Using futures to fix procurement prices is a good idea as this will link them to global prices and appears the only way to get farmers to sell their stocks to the government.
There are four interesting facts about the wheat scenario in India. The RBI Annual Report indicates that wheat production this year has been 74.9 million tonnes which is 5.5 million tonnes higher than that last year. The second is that the government is importing wheat at close to $390 per tonne. The third is that the procurement this year by the FCI has been 11 million tonnes which is higher than the 9.2 million tonnes last year but still lower than the targeted amount of 15 million tonnes. The last is that the minimum support price offered to the farmers was Rs 850 per quintal, after an additional bonus of Rs 100 was offered to them over the Rs 750 announced earlier, when it looked likely that the procurement target would not be met.

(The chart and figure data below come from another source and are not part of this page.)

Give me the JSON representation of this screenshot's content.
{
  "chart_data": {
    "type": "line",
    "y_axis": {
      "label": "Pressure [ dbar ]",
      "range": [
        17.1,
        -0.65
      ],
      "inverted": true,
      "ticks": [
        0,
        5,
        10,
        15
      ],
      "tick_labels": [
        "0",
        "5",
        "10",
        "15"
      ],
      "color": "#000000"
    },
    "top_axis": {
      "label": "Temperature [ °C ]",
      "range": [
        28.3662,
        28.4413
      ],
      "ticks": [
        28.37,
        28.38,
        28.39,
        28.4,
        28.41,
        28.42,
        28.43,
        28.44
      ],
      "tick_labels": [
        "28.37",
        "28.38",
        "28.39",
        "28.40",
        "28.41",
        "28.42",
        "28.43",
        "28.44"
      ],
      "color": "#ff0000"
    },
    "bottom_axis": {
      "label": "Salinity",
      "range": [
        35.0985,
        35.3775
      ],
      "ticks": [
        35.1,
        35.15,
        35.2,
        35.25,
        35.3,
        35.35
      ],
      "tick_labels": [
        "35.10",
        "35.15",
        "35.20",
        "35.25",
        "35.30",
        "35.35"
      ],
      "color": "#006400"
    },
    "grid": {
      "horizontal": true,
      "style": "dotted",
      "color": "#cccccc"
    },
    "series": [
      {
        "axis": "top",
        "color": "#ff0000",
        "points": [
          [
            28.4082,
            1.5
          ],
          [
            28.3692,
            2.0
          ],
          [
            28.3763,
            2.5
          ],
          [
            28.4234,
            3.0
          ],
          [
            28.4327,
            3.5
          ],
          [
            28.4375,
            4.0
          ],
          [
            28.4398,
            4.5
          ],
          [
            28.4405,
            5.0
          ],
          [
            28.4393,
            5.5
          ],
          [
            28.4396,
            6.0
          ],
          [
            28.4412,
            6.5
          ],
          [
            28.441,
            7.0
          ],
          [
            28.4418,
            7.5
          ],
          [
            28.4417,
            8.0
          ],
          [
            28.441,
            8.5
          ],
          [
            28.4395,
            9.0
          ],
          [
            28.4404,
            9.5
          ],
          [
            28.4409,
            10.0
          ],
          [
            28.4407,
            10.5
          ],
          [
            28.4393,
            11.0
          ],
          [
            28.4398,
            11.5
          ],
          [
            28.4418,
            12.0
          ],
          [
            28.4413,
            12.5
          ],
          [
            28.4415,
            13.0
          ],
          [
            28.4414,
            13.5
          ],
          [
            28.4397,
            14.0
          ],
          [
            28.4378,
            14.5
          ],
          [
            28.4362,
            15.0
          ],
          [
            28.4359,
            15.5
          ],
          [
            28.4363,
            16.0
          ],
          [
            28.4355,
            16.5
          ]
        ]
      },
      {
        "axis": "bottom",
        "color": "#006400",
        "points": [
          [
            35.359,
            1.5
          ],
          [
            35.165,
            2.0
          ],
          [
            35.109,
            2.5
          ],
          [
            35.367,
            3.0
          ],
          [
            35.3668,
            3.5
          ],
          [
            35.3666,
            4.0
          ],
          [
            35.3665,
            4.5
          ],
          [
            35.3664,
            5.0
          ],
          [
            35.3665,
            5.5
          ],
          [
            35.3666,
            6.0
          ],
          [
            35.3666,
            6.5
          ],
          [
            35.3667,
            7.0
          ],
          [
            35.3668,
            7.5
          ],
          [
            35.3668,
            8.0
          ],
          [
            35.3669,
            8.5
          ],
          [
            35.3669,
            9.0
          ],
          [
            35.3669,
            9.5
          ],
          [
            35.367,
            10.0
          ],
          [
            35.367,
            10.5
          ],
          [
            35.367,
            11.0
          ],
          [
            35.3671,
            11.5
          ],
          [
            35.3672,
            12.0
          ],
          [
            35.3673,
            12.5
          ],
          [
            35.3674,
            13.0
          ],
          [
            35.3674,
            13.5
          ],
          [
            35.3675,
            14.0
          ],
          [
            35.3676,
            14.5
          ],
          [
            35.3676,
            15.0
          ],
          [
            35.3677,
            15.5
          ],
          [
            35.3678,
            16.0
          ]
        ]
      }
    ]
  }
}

These facts are interesting for more than one reason as they individually raise a series of issues which need to be pieced together cogently. The first question is whether or not production is really higher than what it was last year. This is important because the import of wheat needs to be justified on grounds of lower production.
If the production number is correct, then the government is importing wheat because it is not able to procure the same from the farmers. In fact, with a marketed surplus of 63 per cent, there is actually 47 million tonnes which has come to the market (or partly held at home) of which only 11.1 million has gone to the government. Why should this be so?
The farmers are not selling because either they want a better price and are progressively aware of the market prices thanks to futures trading (before the ban) or due to the entry of private players. This, in turn, means that the price of Rs 850 offered is very low. A farmer may feel that he deserves a better price considering that the government is paying $390 per tonne which works out to over Rs 1,500 per quintal as global prices are on the rise due to supply issues, which is 75 per cent higher than what was offered to the Indian farmer.
This issue could have been ignored as being an unusual aberration but for the fact that the government has had a problem on the procurement end for the second successive year — the first was a deficit production year, while the second has been a year for surplus. Evidently, a strategy needs to be devised to ensure that there is no repetition of the same in the next year.
The basic issue goes back to the government procurement of wheat. Procurement has a bearing on the output perception, the future minimum support price (MSP), the current price as well as import decisions. Ideally the government may have to review the MSP system as the MSP is supposed to be a price support system and not necessarily a procurement aid. By attempting to target both the objectives with one instrument, a contradiction has arisen. In fact, economic theory always says that rarely can one achieve two objectives with one instrument.
This is so, as we have noticed that the farmers have become progressively more aware of the market conditions and are in a position to demand the same from the government. Therefore, even in years of good production such as 2007, while production has been steady, the procurement programme has run into an impasse.
It is said that some of the private players were offering prices of over Rs 2,000 a quintal for some grades of wheat. If this were so, then evidently there is a market price which is quite different from the MSP and we need to either change the MSP calculation or keep it as a benchmark and use the market to get signals for procurement.
The futures market was providing valuable signals of the wheat price, which can provide an alternative for determining procurement prices. The futures price can be used to fix the MSP so that the FCI is able to purchase the requisite amount at a fair market price. Hence, we will have the traditional MSP which serves as the base price, while the futures price will be the actually Implemented Procurement Price (IPP).
The IPP could be variable with the market price or also fixed in advance based on the futures price so as to be market-aligned. An analogy could be borrowed from the money market here. This would be similar to the bank rate and the repo rate, where the bank rate is the benchmark, and the fixed repo rate mimics the same based on market conditions through the RBI policy. This way the farmers are assured of a fair price which is the market price. If the market price falls to low levels, then the benchmark MSP could be used for the same purpose. This would eschew the need to import wheat when there are surpluses in the country.
The major problem here is that the MSP is serving as a base price-cum-procurement price which is progressively becoming anachronistic in a market-driven system. Private players are pushing aggressively for wheat given the retail boom, which is only going to explode further. Futures markets had provided price information to a considerable section of the farmer population so that they could ask for a higher price in the market. The government, hence, has become just another player that will have to procure at market rates.
Again, to draw a comparison with the G-sec market, the T-bills which were issued to finance the budget got away with a 4.6 per cent rate prior to liberalisation. Once this segment opened up, the government had to pay a higher rate. So, shouldn’t the same thing happen in the case of wheat?